Palavras-chave: Teoria da Subjetividade; Tipos de aprendizagem; Tipos de conteúdo em ciências

RESUMEN:

Este artículo tuvo su génesis en el parecer del artículo de Alves, Parente, Bezerra y Bezerra (2022), desarrollado por la primera autora de este trabajo. Su propósito es promover algunas reflexiones sobre la posible articulación entre los procesos subjetivos y operacionales en el aprendizaje de ciencias. En este sentido, buscamos esbozar una articulación entre los tipos de aprendizaje que traen Mitjáns Martínez y González Rey, a partir de la Teoría de la Subjetividad en un enfoque cultural-histórico, y los tipos de contenido desarrollados por Pozo y Crespo, a partir del trabajo inaugural de Alves, Parente, Bezerra y Bezerra (2022), que presenta y relaciona estos enfoques. Más que un comentario crítico sobre este enfoque realizado por los autores, este texto se centró en discutir algunos matices de esta aproximación construida por ellos, enfatizando los aportes de la Teoría de la Subjetividad de González Rey.

Palabras clave: Teoría de la Subjetividad; Tipos de aprendizaje; Tipos de contenido en ciencias

ABSTRACT:

This paper had its genesis in the Alves, Parente, Bezerra and Bezerra (2022) paper’s review, which was elaborated by the first author of this work. Its purpose is to promote reflections about the possible articulation between subjective and operational processes in science learning. In this sense, we pursue to delineate an articulation between the types of learning introduced by Mitjáns Martínez and González Rey, based on the Theory of Subjectivity from a cultural-historical approach, and the types of content developed by Pozo and Crespo, based on the inaugural work of Alves, Parente, Bezerra and Bezerra (2022), which presents and relates these approaches. More than a critical comment on this approach made by the authors, this paper focused on discussing some nuances of this approach developed by them, emphasizing the contributions of González Rey’s Theory of Subjectivity.

Keywords: Theory of Subjectivity; Types of learning

TYPES OF CONTENT IN SCIENCE. INTRODUÇÃO

Há séculos, a aprendizagem tem sido objeto de estudo, seja de filósofos, psicólogos, pedagogos ou estudiosos na área educacional, o que tem promovido discussões importantes para compreendermos como se dá a aquisição da cultura historicamente construída pela humanidade, bem como sua produção. Atualmente, caminhamos para uma compreensão dos processos de aprendizagem a partir de uma análise mais sistêmica do fenômeno, considerando o caráter complexo do processo de aprendizagem (Morin, 2011). Consideramos que

(...) há complexidade quando elementos diferentes são inseparáveis constitutivos do todo (como o econômico, o político, o sociológico, o psicológico, o afetivo, o mitológico), e há um tecido interdependente, interativo e interretroativo entre o objeto de conhecimento e o seu contexto, as partes e o todo, o todo e as partes, as partes entre si (Morin, 2011, p. 36).

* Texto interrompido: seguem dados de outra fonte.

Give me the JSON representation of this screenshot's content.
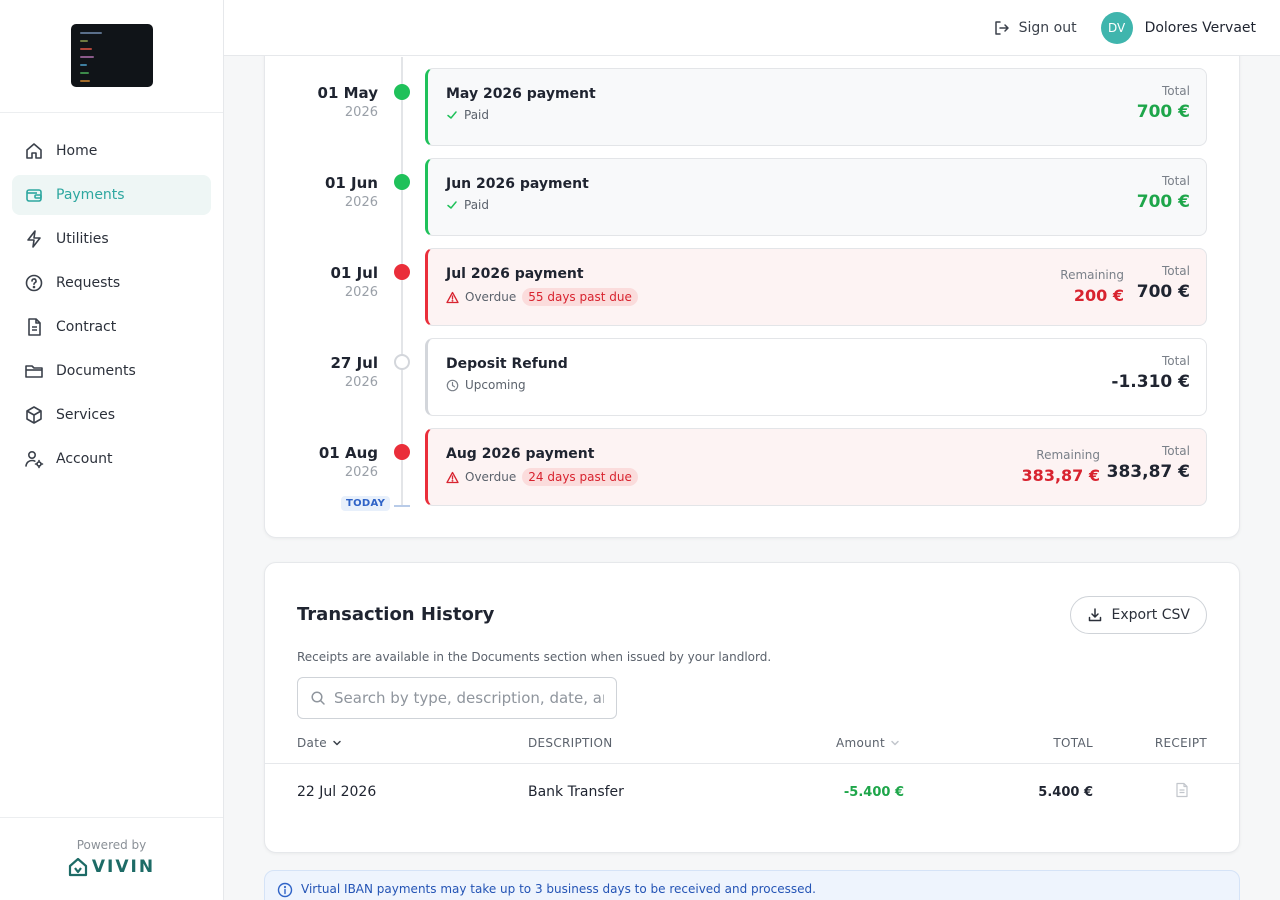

A Teoria da Subjetividade de González Rey (2003, 2005, 2007, 2013, 2017, 2019) é uma dessas teorias que têm afinidade com o paradigma da complexidade, que “constitui um modo de compreender a realidade no qual é reconhecido o caráter desordenado, contraditório, plural, recursivo, singular, indivisível e histórico que a caracteriza” (Mitjáns Martínez, 2005, p. 4).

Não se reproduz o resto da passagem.